Translational profiling of microglia reveals a shared apoE pathway common to aging, amyloid, and tau pathology
John D. Fryer1,3*, Silvia S. Kang1, Kelsey E. Baker1, Casey Cook1, Xuewei Wang2, Jonathon Sens1,3, Jeanne-Pierre Kocher2, Mark T.W. Ebbert1
1Department of Neuroscience, Mayo Clinic, Jacksonville, FL 32224, USA;
2Department of Health Sciences Research, Mayo Clinic, Rochester, MN 55905, USA;
3Neurobiology of Disease Graduate Program, Mayo Clinic Graduate School of Biomedical Sciences, Jacksonville, FL 32224, USA
Alzheimer's disease (AD) is an age-associated neurodegenerative disease characterized by amyloidosis, tauopathy, and activation of microglia, the brain resident innate immune cells. Using RiboTag microglial translational profiling in models of amyloidosis, tauopathy, or aging, we found a striking overlap among these conditions including a previously unreported robust induction of Ccl3 and Ccl4, in addition to Apoe, Cst7, Lgals3, and Itgax.
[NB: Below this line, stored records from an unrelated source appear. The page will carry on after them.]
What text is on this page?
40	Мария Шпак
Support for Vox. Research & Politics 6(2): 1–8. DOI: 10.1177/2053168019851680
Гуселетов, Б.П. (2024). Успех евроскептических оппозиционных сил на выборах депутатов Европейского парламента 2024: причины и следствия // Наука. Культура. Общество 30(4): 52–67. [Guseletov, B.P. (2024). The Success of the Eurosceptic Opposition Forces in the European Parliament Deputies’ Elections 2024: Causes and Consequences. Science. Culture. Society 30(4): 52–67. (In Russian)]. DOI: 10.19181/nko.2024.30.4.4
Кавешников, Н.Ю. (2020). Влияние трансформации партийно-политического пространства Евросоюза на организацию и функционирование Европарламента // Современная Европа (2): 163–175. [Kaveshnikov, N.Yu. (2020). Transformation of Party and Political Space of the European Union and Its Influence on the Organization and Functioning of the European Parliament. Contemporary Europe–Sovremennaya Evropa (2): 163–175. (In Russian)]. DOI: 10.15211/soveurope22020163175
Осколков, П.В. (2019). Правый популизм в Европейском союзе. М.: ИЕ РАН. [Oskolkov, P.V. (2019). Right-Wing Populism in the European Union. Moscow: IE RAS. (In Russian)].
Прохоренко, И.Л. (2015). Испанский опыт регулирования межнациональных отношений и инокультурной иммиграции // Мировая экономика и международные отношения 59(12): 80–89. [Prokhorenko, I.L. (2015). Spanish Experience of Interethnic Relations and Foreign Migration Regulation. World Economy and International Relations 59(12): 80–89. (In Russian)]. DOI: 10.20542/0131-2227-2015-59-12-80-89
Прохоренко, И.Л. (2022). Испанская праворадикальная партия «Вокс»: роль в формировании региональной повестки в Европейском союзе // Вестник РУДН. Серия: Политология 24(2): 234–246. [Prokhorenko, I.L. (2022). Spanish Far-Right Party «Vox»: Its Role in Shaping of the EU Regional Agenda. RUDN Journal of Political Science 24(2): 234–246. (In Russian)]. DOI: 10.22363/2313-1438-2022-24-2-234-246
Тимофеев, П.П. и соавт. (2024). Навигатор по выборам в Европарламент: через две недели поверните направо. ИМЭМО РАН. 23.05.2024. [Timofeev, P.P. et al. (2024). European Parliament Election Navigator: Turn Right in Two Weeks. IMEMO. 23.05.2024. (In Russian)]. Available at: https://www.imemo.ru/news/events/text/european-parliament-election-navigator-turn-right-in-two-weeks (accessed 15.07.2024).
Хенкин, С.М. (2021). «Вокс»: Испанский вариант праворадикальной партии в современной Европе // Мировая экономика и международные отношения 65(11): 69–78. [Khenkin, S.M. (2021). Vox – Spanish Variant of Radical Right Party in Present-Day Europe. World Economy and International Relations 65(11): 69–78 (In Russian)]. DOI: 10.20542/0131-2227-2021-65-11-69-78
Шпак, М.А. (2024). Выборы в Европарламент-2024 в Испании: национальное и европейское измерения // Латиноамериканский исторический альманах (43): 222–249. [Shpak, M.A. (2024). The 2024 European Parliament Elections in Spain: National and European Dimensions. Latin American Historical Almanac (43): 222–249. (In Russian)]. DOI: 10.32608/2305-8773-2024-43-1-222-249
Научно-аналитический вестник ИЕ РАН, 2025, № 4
ApoE was among the 0.2% of all microglial transcripts based on absolute abundance and was a critical driver of a pathway that converged on the chemokines CCL3 and CCL4. Interestingly, aged females were significantly worse than aged males for this shared signature. This study has broad implications for microglial transcriptomic approaches and provides new insights into microglial pathways associated with different pathological aspects of aging and AD.